Pitcher Partners offers solution to innovation tax incentives
Pitcher Partners has weighed into the debate regarding the government's innovation agenda, offering solutions it believes will fix the current state of innovation tax incentives.
Alexis Kokkinos, partner and executive director of tax consulting for Pitcher Partners, noted that as budget season fast approaches, it is critical that the government establishes effective tax arrangements for start-up investors.
"To a large extent, the government missed the mark on its crowd-sourcing equity funding legislation, requiring that start-ups are structured as public companies, capping crowdfunding limits at a paltry $5 million a year and not allowing for crowdfunding platforms to aggregate equity funding through a vehicle like a managed investment trust," Mr Kokkinos said.
He acknowledged that by encouraging targeted investments into Australian start-ups with great ideas, the government is making positive steps to drive innovative growth – however, some issues still remain.

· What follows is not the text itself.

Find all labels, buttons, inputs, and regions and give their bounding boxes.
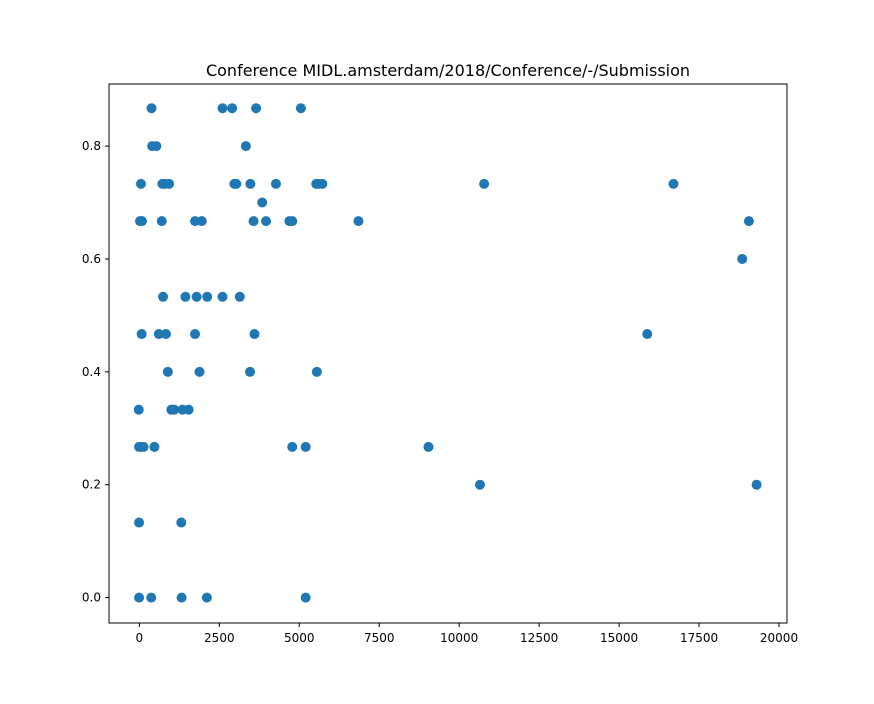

"The proposals in their current form may still be beset by the issues of high compliance costs and definitional ambiguity unless worked through appropriately," he added.
Pitcher Partners identified three main considerations it wished to make the government aware of as a direct response to the February consultation paper regarding tax incentives.
"It would make more sense to latch onto existing R&D legislation and requirements instead of setting up a separate definition and qualification scheme for identifying innovation companies," said Mr Kokkinos.
"Secondly, the discussion paper includes a list of activities that are excluded from being eligible under the similar UK Seed Enterprise Investment Scheme. Our strong recommendation is that the government reviews this list to ensure that fintech operators, robo-advice platforms, peer-to-peer lending platforms, digital currency operators and the like are not inadvertently excluded," he added.
"Finally, the government has sought input into protections that should be in place for investors. We recognise that protection of investors should be a paramount consideration for government but we highlight that significant investor protection is already afforded under the Corporations Act 2001," Mr Kokkinos concluded.